“A Widening Gap: The Intervention 10 Years On” at the Counihan Gallery in Brunswick is an exhibition marking the tenth anniversary of “the Intervention”.
“The Intervention.” it sounds like something that might be staged for an alcoholic friend. The Norther Territory National Emergency Response, as it is officially called, sounds like it might be doing something urgent however when it only implementing two of the ninety-seven recommendations in the NT Government’s Little Children are Sacred Report (2007) in a decade, you know that it is bullshit. So let’s call it for what it is a racist abuse of human rights and a land grab for miners that both the ALP and LNP support.
Curated by Jo Holder and Djon Mundine, from Cross Art Projects in Sydney, the exhibition is a wide examination of the issues imposed on the Aboriginal people in the NT from inadequate housing to inadequate justice; including artwork by an anonymous young artist from the infamous Don Dale Detention Centre.
Holder and Mundine have balanced the large polemic pieces with smaller works, such as the lively paintings and screenprints by Margaret Nampitjinpa Boko and Sally M. Mulda Nagala, that depict NT life with humour and passion, or the engaging series by artists in from Ntaria/Hermansburg, working in the watercolour tradition of Albert Namatjira, of mining operations dominating the landscape. Painting some of the landscapes that Namatjira painted with the addition of big yellow mining trucks in the foreground and, in one painting, a crashed UFO.

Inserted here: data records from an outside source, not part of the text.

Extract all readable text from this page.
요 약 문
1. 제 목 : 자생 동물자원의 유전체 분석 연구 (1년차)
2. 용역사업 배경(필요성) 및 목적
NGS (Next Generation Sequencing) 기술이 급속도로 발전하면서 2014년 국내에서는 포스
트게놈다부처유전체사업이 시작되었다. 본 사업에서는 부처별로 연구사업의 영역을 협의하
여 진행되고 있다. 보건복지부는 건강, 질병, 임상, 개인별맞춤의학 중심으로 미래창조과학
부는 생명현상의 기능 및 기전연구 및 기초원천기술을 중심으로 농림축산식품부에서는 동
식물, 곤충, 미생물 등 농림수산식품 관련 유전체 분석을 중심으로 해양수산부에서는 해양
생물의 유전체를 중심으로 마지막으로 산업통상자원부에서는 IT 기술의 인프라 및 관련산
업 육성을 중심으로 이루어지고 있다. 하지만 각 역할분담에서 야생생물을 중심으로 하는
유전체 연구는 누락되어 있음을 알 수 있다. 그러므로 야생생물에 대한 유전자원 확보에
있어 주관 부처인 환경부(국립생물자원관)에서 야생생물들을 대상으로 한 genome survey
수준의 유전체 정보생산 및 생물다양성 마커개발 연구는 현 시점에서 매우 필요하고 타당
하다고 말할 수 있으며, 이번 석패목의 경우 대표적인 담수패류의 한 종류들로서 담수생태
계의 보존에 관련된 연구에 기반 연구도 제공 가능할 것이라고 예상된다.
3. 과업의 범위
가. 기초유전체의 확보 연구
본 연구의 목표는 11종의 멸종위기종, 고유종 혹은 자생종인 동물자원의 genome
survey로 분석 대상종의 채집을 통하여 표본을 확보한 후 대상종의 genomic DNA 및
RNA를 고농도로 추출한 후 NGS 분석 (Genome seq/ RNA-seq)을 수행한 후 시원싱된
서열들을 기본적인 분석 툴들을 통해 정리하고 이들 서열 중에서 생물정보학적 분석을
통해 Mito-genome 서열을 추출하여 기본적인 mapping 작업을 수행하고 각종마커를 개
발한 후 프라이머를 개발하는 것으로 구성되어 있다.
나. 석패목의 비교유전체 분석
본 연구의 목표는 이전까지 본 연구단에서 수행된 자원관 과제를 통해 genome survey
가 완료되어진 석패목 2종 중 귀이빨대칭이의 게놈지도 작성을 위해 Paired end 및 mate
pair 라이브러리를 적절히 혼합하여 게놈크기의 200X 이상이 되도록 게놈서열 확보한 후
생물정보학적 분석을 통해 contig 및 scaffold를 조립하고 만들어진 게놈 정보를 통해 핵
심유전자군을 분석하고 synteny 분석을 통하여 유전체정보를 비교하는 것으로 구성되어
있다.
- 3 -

The mining trucks, and the UFO, are symbols of the alien invasion, a lack of consultation, the control of land, along with the environmental damage caused by mining. There are a number of works by Jacky Green, Seán Kerins and Therese Richie about the environmental impact of the McArthur River Mine where thousands of tons of waste released dangerous levels of sulphur dioxide.
This is not the first exhibition that the Counihan Gallery has held about this subject; in 2013 there was “Ghost Citizens: witnessing the intervention” curated by Holder and Mundine and featuring some of the same artists. Although it is a timely exhibition, considering that Victoria and NT have just announced that they would started treaty negotiations with the Aboriginal people, I have no confidence that, in 2023, there will not be yet another exhibition about the continuing “Intervention”.